In the past, I usually equated Lent to time spent in isolation in nature, time to be with oneself and with God and spent in discernment—essentially an introspective journey. I held this belief until very recently. 

Most days now it feels like I’m a daily participant in many Lent journeys. At my ministry site, I meet over 75 women a year who walk through the front door of our community reentry program, each on her own journey—in every sense of the word. They generally arrive in an Uber at our front door with all their belongings in a garbage bag or backpack, having just left incarceration.  

The women often come to our community reentry home with their emotional walls up, a survival skill they have learned that has kept them alive thus far. This seems only natural. I’ve heard some of the most unimaginable stories from women who are comfortable enough to share. Nothing about our industrial prison complex makes sense to me. Their wilderness journeys have been constant for countless years, longing for Easter moments yet to come. 

Over the next six months in our program, they will take an emotional, physical and spiritual journey. For some, it starts small: learning to trust a housemate, participating in workforce classes, attending community events to build support networks and, lastly but most importantly, showing up for themselves. Some jump in with both feet, ready to recognize and leave behind the patterns of their past and build something new. Regardless of how they begin, transformation is rarely a straight line, and walls take time to come down.  
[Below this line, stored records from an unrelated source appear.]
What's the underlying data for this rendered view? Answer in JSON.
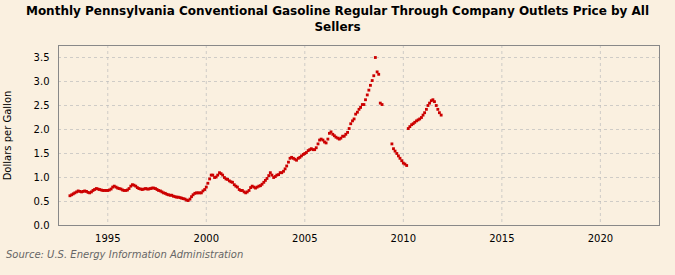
{
  "chart_data": {
    "type": "scatter",
    "title": "Monthly Pennsylvania Conventional Gasoline Regular Through Company Outlets Price by All\nSellers",
    "ylabel": "Dollars per Gallon",
    "source": "Source: U.S. Energy Information Administration",
    "color": "#cc0000",
    "marker": "square",
    "grid": true,
    "xlim": [
      1992.5,
      2023.0
    ],
    "ylim": [
      0.0,
      3.75
    ],
    "xticks": [
      1995,
      2000,
      2005,
      2010,
      2015,
      2020
    ],
    "yticks": [
      {
        "value": 0,
        "label": "0.0"
      },
      0.5,
      {
        "value": 1,
        "label": "1.0"
      },
      1.5,
      {
        "value": 2,
        "label": "2.0"
      },
      2.5,
      {
        "value": 3,
        "label": "3.0"
      },
      3.5
    ],
    "x": [
      1993.08,
      1993.17,
      1993.25,
      1993.33,
      1993.42,
      1993.5,
      1993.58,
      1993.67,
      1993.75,
      1993.83,
      1993.92,
      1994.0,
      1994.08,
      1994.17,
      1994.25,
      1994.33,
      1994.42,
      1994.5,
      1994.58,
      1994.67,
      1994.75,
      1994.83,
      1994.92,
      1995.0,
      1995.08,
      1995.17,
      1995.25,
      1995.33,
      1995.42,
      1995.5,
      1995.58,
      1995.67,
      1995.75,
      1995.83,
      1995.92,
      1996.0,
      1996.08,
      1996.17,
      1996.25,
      1996.33,
      1996.42,
      1996.5,
      1996.58,
      1996.67,
      1996.75,
      1996.83,
      1996.92,
      1997.0,
      1997.08,
      1997.17,
      1997.25,
      1997.33,
      1997.42,
      1997.5,
      1997.58,
      1997.67,
      1997.75,
      1997.83,
      1997.92,
      1998.0,
      1998.08,
      1998.17,
      1998.25,
      1998.33,
      1998.42,
      1998.5,
      1998.58,
      1998.67,
      1998.75,
      1998.83,
      1998.92,
      1999.0,
      1999.08,
      1999.17,
      1999.25,
      1999.33,
      1999.42,
      1999.5,
      1999.58,
      1999.67,
      1999.75,
      1999.83,
      1999.92,
      2000.0,
      2000.08,
      2000.17,
      2000.25,
      2000.33,
      2000.42,
      2000.5,
      2000.58,
      2000.67,
      2000.75,
      2000.83,
      2000.92,
      2001.0,
      2001.08,
      2001.17,
      2001.25,
      2001.33,
      2001.42,
      2001.5,
      2001.58,
      2001.67,
      2001.75,
      2001.83,
      2001.92,
      2002.0,
      2002.08,
      2002.17,
      2002.25,
      2002.33,
      2002.42,
      2002.5,
      2002.58,
      2002.67,
      2002.75,
      2002.83,
      2002.92,
      2003.0,
      2003.08,
      2003.17,
      2003.25,
      2003.33,
      2003.42,
      2003.5,
      2003.58,
      2003.67,
      2003.75,
      2003.83,
      2003.92,
      2004.0,
      2004.08,
      2004.17,
      2004.25,
      2004.33,
      2004.42,
      2004.5,
      2004.58,
      2004.67,
      2004.75,
      2004.83,
      2004.92,
      2005.0,
      2005.08,
      2005.17,
      2005.25,
      2005.33,
      2005.42,
      2005.5,
      2005.58,
      2005.67,
      2005.75,
      2005.83,
      2005.92,
      2006.0,
      2006.08,
      2006.17,
      2006.25,
      2006.33,
      2006.42,
      2006.5,
      2006.58,
      2006.67,
      2006.75,
      2006.83,
      2006.92,
      2007.0,
      2007.08,
      2007.17,
      2007.25,
      2007.33,
      2007.42,
      2007.5,
      2007.58,
      2007.67,
      2007.75,
      2007.83,
      2007.92,
      2008.0,
      2008.08,
      2008.17,
      2008.25,
      2008.33,
      2008.42,
      2008.5,
      2008.58,
      2008.67,
      2008.75,
      2008.83,
      2008.92,
      2009.42,
      2009.5,
      2009.58,
      2009.67,
      2009.75,
      2009.83,
      2009.92,
      2010.0,
      2010.08,
      2010.17,
      2010.25,
      2010.33,
      2010.42,
      2010.5,
      2010.58,
      2010.67,
      2010.75,
      2010.83,
      2010.92,
      2011.0,
      2011.08,
      2011.17,
      2011.25,
      2011.33,
      2011.42,
      2011.5,
      2011.58,
      2011.67,
      2011.75,
      2011.83,
      2011.92
    ],
    "values": [
      0.62,
      0.64,
      0.66,
      0.68,
      0.7,
      0.72,
      0.71,
      0.7,
      0.71,
      0.72,
      0.71,
      0.69,
      0.68,
      0.7,
      0.73,
      0.75,
      0.77,
      0.76,
      0.75,
      0.74,
      0.73,
      0.73,
      0.73,
      0.73,
      0.74,
      0.76,
      0.8,
      0.82,
      0.8,
      0.78,
      0.77,
      0.76,
      0.74,
      0.73,
      0.73,
      0.74,
      0.77,
      0.82,
      0.85,
      0.84,
      0.82,
      0.79,
      0.77,
      0.76,
      0.75,
      0.76,
      0.77,
      0.76,
      0.76,
      0.77,
      0.78,
      0.78,
      0.77,
      0.75,
      0.73,
      0.72,
      0.7,
      0.68,
      0.67,
      0.65,
      0.64,
      0.63,
      0.63,
      0.61,
      0.6,
      0.59,
      0.59,
      0.58,
      0.57,
      0.56,
      0.55,
      0.53,
      0.52,
      0.55,
      0.6,
      0.64,
      0.67,
      0.68,
      0.68,
      0.68,
      0.68,
      0.72,
      0.75,
      0.8,
      0.88,
      0.97,
      1.05,
      1.05,
      1.0,
      1.01,
      1.05,
      1.1,
      1.08,
      1.05,
      1.0,
      0.97,
      0.96,
      0.93,
      0.91,
      0.9,
      0.85,
      0.82,
      0.8,
      0.75,
      0.73,
      0.73,
      0.7,
      0.68,
      0.7,
      0.73,
      0.79,
      0.82,
      0.8,
      0.78,
      0.8,
      0.82,
      0.83,
      0.86,
      0.9,
      0.94,
      0.98,
      1.04,
      1.1,
      1.05,
      1.0,
      1.02,
      1.05,
      1.06,
      1.1,
      1.1,
      1.13,
      1.18,
      1.24,
      1.32,
      1.4,
      1.42,
      1.4,
      1.38,
      1.36,
      1.4,
      1.42,
      1.45,
      1.48,
      1.5,
      1.52,
      1.56,
      1.58,
      1.6,
      1.58,
      1.58,
      1.62,
      1.7,
      1.78,
      1.8,
      1.78,
      1.74,
      1.72,
      1.8,
      1.92,
      1.95,
      1.9,
      1.87,
      1.84,
      1.82,
      1.8,
      1.82,
      1.86,
      1.86,
      1.9,
      1.94,
      2.02,
      2.12,
      2.18,
      2.22,
      2.32,
      2.36,
      2.42,
      2.46,
      2.52,
      2.52,
      2.62,
      2.72,
      2.82,
      2.92,
      3.02,
      3.12,
      3.5,
      3.2,
      3.15,
      2.55,
      2.52,
      1.7,
      1.6,
      1.55,
      1.5,
      1.45,
      1.4,
      1.35,
      1.3,
      1.28,
      1.25,
      2.02,
      2.06,
      2.1,
      2.12,
      2.15,
      2.18,
      2.2,
      2.22,
      2.25,
      2.3,
      2.35,
      2.42,
      2.5,
      2.55,
      2.6,
      2.62,
      2.58,
      2.5,
      2.42,
      2.35,
      2.3
    ]
  }
}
Some women will run, some will walk, some will tiptoe as they embrace this second chance at life. Others keep their protective walls up and isolate themselves in their wilderness journey, biding their time until their probation officer says they can leave. Many Lenten journeys look just like this—and God still shows up.  

Lent reminds me that transformation can still happen in the wilderness—those spaces where we feel lost, unsure and vulnerable. It’s in those moments that God does some of the most profound work. I see women navigate their wilderness daily, inching closer to freedom—not just from physical confinement but from the shame, fear and despair that once defined their lives. 

I operate from Jesus’ promise in John 10:10: “I came that they may have life, and have it abundantly.” God is an abundant God. Not one of scarcity or limitations. That’s the promise we cling to even in the face of brokenness—both personal and systemic.  

As we enter this Lenten season, I invite you to reflect on what it means to embrace that abundant life. What wilderness might God be calling you through, and do you need to journey alone? What walls in your heart need to come down to make room for trust, love, community and transformation? And how might you extend that gift of abundant life to someone else—whether through kindness, advocacy or simply being present with someone in their journey? 

Lent journeys can and do happen alone. I’ve recently learned, though, that the journey ultimately becomes something else if we walk it together.  

The events leading up to Easter are made to feel like they happen in isolation—Christ shouting from the cross, “My God, My God, why have you forsaken me?” A rare instance of Christ feeling abandoned by all. 

But we know Jesus wasn’t abandoned.  

If Christ had truly been abandoned, there would be no resurrection, no one would have come to his tomb, and Christianity’s story would never have been told. But Christ’s community came, and a holy sisterhood arrived to tell the good news. Very quickly his whole community was alerted that morning, making Easter a community event—abandoning the notion that humanity lives in isolation from a God of love. I carry this belief with me in my ministry, and I remind and encourage us all to carry it and share this good news.  

I’ve also learned that abundant life doesn’t come all at once. It’s a series of small steps, a daily choice to believe in God’s grace, in hope, and in the promise of resurrection and self-resurrection. As a community participant with women who are rebuilding their lives daily, I see a glimpse of that resurrection—life rising from our collective ashes. I witness hope springing from despair—a holy sisterhood. 

This Lent may we all step into the wilderness with courage, trusting that God is there, guiding us toward an abundant community. And may we, as followers of Christ, be bold enough to help others find their way to the abundant life Jesus promised. When we do, we don’t just witness resurrection, we become part of it. 

Lewis Eggleston
Lewis Eggleston is a deacon serving the Friends of Guest House in Alexandria, Va., a nonprofit residential home for formerly incarcerated women. He is an active-duty Air Force pilot spouse, and dog dad.